Prepare the Cannabutter using all but 2 tablespoons of the butter. Grease a 10x15-inch baking dish with the remainder of the butter. Next lay 10 layers of filo dough down, coating each layer with liberal amounts of butter. You should have 1/3 of your butter left after doing this. The filo dough will be too big for the pan. Do not grease the sides, as you will want to cut off the excess filo dough so the dough just curves up slightly against the sides. Mix walnuts together with one cup of sugar. Pour into a pan and spread the mixture evenly. Cut out five more sheets of dough, just slightly bigger than the pan and repeat the same process in as before with the filo dough. Preheat the oven to 300 degrees, and bake for 50 minutes. During the baking process, mix the remaining sugar with water, lemon, vanilla, and spices. Cook in a saucepan until it is syrup, add honey and heat for another minute. When the baklava is done cooking, cut into 2x2-inch squares, and pour the honey-lemon sauce over the baklava and sprinkle for marijuana seeds for an added crunch. Let sit for 48 hours until the honey permeates everything.


Very important small print disclaimer: (too late to be reading if you’re already eating!)

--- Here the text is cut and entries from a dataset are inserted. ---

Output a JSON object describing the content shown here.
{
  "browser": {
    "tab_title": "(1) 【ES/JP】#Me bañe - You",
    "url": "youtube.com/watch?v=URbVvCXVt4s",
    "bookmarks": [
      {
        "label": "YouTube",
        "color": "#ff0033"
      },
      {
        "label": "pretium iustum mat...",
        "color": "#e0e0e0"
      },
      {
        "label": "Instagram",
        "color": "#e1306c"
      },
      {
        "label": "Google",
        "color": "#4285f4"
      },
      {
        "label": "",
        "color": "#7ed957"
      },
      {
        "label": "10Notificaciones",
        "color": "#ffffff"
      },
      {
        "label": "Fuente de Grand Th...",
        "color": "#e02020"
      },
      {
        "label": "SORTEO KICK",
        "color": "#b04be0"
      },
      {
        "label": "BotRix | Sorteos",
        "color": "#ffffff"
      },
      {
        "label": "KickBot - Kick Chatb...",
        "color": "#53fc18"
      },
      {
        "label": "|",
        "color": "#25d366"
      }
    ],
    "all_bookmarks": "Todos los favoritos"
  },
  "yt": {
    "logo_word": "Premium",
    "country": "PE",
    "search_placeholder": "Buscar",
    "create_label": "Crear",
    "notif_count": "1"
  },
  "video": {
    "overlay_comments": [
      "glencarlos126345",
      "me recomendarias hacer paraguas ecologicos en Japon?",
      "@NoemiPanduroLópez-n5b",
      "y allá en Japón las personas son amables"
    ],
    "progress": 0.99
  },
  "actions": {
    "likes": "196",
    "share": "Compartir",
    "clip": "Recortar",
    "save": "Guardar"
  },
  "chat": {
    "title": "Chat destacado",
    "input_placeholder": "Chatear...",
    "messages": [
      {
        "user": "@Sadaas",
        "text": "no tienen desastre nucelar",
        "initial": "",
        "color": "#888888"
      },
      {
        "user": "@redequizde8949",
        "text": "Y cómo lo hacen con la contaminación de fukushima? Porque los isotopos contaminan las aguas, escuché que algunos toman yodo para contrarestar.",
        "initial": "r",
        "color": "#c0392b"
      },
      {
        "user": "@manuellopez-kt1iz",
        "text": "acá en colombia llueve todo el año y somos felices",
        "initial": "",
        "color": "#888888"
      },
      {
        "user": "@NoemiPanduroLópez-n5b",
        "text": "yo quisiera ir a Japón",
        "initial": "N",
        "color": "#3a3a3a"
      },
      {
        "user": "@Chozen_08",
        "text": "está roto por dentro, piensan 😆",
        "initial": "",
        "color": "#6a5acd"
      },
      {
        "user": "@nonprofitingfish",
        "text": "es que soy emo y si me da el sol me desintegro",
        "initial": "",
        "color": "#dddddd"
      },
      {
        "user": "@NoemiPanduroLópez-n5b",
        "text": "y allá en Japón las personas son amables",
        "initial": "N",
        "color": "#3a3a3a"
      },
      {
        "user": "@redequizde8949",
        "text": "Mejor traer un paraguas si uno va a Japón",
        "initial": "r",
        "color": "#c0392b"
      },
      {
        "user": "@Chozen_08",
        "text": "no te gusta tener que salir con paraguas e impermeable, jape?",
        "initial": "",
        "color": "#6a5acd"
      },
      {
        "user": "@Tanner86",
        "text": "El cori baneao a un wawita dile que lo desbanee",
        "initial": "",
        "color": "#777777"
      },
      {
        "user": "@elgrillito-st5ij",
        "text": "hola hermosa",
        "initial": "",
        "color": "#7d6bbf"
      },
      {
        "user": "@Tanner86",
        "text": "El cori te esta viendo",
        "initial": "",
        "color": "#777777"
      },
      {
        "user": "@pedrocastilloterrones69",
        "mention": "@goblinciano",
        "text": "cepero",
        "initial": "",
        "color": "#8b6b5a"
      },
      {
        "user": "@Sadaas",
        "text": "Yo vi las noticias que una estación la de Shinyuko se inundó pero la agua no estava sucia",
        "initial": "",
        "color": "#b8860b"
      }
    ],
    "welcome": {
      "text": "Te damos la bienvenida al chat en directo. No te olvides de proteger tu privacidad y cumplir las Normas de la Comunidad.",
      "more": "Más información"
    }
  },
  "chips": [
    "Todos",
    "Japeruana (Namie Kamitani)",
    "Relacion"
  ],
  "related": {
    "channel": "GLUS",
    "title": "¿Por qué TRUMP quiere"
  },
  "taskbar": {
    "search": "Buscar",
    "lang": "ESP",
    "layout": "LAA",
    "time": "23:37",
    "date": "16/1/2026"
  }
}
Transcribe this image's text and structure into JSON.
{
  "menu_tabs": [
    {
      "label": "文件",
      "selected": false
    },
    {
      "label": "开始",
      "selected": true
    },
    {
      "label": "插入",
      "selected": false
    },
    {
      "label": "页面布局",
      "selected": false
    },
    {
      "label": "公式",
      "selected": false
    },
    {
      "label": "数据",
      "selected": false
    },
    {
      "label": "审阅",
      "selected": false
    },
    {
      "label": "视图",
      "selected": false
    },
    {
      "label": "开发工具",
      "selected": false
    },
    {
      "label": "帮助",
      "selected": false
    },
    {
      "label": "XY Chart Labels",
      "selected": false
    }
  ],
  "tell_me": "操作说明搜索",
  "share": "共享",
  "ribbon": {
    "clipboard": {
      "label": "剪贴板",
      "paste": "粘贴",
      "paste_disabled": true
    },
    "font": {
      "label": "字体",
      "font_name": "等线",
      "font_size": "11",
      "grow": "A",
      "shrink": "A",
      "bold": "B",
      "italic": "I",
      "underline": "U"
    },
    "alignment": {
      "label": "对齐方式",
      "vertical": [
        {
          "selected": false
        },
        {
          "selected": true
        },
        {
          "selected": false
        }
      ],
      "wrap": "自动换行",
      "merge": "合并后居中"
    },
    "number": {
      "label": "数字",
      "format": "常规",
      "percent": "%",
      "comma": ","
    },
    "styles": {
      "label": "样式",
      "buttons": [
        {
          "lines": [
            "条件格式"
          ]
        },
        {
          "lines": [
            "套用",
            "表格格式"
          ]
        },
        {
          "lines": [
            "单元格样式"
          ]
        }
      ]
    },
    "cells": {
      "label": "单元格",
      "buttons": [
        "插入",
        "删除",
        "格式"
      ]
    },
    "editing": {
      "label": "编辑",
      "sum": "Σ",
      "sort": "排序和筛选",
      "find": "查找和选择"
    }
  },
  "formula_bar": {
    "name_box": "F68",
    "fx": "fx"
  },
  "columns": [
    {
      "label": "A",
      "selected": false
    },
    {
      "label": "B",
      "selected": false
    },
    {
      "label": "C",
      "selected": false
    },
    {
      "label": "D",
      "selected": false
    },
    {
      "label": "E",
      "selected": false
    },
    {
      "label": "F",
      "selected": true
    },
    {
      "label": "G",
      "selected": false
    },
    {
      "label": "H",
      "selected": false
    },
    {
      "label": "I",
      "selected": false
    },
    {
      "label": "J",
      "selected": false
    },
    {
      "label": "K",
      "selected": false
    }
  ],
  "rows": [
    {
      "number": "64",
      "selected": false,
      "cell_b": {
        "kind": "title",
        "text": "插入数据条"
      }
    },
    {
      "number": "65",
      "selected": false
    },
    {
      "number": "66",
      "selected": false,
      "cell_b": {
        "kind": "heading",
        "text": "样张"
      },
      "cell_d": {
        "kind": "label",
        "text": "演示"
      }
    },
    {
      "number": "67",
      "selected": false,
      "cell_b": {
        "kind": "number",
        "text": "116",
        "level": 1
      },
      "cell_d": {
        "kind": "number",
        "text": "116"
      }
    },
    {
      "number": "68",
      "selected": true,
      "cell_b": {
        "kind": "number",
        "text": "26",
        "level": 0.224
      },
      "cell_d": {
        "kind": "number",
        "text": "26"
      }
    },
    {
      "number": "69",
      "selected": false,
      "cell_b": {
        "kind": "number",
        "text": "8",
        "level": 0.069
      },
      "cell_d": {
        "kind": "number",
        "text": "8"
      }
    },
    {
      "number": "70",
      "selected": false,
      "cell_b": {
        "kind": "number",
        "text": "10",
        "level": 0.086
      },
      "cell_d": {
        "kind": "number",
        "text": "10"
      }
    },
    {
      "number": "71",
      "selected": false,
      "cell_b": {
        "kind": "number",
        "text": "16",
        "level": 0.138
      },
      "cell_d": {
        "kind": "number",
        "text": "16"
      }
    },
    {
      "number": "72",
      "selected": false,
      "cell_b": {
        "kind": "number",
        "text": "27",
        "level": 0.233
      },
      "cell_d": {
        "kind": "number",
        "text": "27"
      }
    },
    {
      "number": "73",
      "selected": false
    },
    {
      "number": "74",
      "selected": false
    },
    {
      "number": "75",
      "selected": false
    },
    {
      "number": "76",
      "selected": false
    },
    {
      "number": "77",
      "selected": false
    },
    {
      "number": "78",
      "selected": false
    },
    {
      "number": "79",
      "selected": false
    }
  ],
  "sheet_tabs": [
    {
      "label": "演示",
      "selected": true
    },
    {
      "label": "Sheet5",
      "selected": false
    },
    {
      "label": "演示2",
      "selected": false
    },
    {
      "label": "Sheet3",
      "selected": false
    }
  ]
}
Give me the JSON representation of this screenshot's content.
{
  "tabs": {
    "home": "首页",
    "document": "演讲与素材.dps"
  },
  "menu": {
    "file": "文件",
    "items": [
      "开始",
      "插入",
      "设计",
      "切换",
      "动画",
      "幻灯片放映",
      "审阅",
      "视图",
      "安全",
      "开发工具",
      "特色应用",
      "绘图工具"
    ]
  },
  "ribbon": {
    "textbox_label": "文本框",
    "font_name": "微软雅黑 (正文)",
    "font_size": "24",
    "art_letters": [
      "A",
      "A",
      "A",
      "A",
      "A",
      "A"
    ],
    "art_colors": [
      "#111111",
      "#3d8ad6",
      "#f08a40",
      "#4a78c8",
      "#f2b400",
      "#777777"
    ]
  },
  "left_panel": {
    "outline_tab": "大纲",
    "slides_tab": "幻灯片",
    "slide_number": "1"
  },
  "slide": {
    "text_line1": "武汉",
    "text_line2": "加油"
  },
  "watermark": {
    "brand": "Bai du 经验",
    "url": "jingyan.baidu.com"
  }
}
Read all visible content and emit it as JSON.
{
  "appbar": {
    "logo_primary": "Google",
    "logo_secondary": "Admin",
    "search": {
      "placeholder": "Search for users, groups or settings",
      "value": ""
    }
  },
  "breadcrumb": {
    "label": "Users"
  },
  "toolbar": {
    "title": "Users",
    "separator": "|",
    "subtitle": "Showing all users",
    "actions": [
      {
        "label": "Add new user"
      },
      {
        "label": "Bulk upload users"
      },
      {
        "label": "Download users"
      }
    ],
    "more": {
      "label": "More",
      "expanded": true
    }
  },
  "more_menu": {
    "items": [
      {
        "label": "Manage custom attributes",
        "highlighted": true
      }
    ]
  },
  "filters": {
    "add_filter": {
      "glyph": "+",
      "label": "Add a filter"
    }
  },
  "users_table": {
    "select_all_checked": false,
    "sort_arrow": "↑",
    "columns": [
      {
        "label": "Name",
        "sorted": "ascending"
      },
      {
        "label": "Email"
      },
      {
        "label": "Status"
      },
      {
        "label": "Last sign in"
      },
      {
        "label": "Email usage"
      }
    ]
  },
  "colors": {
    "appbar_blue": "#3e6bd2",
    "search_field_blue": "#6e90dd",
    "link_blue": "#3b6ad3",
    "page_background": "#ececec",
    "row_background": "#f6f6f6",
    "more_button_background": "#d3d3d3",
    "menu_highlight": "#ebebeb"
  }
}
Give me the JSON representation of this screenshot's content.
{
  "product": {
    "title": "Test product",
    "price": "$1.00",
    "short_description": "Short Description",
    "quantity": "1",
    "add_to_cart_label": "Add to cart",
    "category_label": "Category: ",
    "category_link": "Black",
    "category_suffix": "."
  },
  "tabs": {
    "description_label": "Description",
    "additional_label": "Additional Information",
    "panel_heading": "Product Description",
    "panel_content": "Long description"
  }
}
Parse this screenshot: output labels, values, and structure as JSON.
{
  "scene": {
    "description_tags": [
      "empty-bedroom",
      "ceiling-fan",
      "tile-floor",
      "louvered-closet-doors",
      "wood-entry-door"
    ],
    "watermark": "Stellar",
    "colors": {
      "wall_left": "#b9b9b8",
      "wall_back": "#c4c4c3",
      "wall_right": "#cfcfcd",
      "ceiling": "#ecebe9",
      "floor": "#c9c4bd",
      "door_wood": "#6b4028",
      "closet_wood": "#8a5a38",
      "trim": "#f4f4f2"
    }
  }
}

We want to make one thing clear stoners – the recipes reprinted within this blog are for decorative purposes only – ie: print them out, stick them on your wall and make your friends laugh. Although they DO appear on occasion to contain every one of the basic food groups, weed is in a category of its own, and not yet considered a mainstream dietary requirement. We do not condone irresponsible or illegal behaviour and the recipes are reproduced purely for our own amusement. But if YOU find them so amusing that you are powerless to resist trying them out on your friends – you have been warned! And by the way while we’re on the subject, we also take no responsibility whatsoever for your high (or lack of high) if you do try them. In other words - you are entirely responsible for any effects which may result in you or others - especially if your kitchen measurement mantra runs to, “Is this a teaspoon or a tablespoon?” Rock on.